The low total is inferred to be the result of post-metamictization hydration.

==X-ray crystallography==
The type specimen is almost entirely metamict due to the high content of radioactive elements.The mineral was sliced into fragments that were heated to 900°C for 10 hours prior to X-ray diffraction analysis. Uranopolycrase is in the orthorhombic crystal system and is isostructural with other AB_{2}O_{6} compounds such as fersmite and columbite.

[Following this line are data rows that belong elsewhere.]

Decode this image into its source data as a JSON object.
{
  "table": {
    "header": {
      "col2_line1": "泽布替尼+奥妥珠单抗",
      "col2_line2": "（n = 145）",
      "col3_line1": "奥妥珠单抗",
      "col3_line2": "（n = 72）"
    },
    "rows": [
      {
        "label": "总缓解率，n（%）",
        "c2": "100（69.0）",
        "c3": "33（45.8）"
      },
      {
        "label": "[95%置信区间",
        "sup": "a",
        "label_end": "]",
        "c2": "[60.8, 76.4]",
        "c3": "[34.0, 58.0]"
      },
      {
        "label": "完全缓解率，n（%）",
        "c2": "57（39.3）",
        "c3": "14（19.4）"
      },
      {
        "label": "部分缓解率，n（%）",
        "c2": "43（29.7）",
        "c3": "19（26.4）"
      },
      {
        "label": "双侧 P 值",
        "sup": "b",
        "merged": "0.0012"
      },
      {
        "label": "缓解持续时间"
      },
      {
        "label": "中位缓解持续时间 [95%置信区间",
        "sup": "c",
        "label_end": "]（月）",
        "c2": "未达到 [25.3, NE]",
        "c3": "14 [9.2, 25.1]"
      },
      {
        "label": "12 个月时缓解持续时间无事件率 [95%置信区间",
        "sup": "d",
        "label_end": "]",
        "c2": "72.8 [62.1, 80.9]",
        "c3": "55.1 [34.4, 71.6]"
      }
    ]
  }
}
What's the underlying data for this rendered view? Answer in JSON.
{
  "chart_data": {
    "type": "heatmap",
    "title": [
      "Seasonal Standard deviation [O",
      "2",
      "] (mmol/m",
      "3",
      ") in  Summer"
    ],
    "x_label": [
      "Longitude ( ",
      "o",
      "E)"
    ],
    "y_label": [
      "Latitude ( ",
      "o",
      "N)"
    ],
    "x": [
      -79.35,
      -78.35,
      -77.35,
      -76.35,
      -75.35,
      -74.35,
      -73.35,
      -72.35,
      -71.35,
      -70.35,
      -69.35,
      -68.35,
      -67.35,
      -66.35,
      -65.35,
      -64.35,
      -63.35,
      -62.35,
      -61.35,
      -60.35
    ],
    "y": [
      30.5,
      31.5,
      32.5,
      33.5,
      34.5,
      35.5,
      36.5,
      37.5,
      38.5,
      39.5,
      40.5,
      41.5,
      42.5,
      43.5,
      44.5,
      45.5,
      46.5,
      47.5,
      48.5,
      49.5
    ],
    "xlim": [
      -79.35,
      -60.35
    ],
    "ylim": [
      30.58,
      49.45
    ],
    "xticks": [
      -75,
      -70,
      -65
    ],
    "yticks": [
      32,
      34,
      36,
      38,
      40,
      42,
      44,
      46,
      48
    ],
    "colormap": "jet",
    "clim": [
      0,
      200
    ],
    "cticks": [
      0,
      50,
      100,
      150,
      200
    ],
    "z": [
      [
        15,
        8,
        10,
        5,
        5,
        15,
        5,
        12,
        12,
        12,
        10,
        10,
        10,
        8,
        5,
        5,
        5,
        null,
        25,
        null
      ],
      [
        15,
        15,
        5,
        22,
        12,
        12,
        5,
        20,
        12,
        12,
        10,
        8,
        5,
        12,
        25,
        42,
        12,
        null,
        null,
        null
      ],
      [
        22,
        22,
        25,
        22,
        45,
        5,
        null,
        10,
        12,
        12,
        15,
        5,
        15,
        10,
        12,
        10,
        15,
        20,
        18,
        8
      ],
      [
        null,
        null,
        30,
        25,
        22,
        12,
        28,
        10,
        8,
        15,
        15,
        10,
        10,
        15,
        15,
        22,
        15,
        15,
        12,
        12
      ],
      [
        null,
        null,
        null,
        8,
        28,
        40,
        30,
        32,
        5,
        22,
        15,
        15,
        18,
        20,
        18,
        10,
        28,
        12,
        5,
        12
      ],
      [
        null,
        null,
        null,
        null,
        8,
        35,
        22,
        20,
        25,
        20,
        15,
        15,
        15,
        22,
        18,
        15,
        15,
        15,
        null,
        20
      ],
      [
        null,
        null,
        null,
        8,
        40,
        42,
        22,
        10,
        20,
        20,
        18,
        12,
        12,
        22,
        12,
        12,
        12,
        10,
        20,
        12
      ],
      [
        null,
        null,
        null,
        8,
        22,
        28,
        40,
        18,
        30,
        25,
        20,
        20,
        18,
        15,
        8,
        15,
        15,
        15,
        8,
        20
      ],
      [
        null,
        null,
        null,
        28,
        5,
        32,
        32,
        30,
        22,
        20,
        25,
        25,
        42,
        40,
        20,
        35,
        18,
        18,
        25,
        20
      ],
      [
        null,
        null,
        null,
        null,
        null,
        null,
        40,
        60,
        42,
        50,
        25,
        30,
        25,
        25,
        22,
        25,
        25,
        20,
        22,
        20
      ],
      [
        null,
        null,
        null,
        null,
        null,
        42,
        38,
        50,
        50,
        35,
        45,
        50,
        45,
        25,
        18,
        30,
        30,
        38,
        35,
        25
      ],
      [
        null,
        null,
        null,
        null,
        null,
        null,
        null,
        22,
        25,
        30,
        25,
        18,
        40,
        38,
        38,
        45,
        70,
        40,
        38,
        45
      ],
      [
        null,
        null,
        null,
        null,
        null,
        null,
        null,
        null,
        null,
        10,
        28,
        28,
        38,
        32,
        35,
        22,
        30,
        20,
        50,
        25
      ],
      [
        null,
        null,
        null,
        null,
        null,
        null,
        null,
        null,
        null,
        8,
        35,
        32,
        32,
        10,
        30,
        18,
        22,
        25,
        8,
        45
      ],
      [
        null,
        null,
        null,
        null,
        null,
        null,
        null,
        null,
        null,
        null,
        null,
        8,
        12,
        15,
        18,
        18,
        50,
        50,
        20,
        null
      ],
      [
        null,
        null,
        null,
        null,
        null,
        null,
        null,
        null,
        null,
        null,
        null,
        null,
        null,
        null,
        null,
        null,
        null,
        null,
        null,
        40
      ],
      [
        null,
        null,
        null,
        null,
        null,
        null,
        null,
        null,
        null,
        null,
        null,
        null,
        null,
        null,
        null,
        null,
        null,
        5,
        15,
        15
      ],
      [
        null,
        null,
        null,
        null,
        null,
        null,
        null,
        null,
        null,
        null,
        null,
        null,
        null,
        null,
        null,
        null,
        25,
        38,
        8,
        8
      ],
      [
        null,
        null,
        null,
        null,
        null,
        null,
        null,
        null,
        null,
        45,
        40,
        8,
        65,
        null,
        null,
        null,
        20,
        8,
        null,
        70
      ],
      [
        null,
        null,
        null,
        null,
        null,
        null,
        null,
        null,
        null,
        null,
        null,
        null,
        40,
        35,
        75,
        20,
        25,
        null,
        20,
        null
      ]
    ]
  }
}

Uranopolycrase is morphologically identical to polycrase-(Y). The mineral is in Pbcn space group and the 2/m 2/m 2/m point group. The unit cell parameters are a = 14.51(1) Å, b = 5.558(5) Å, and c = 5.173(4) Å. Elements within the mineral are arranged in layers of A- and B-type polyhedra. Cation coordination distances in A-type polyhedra vary depending on whether the cation is a U, Y, or Ca. Coordination distances are longest when coordinated with U and shortest when coordinated with Ca. The B-type polyhedra are octahedral with titanium and niobium cations typically present in the octahedral site, and are sometimes distorted.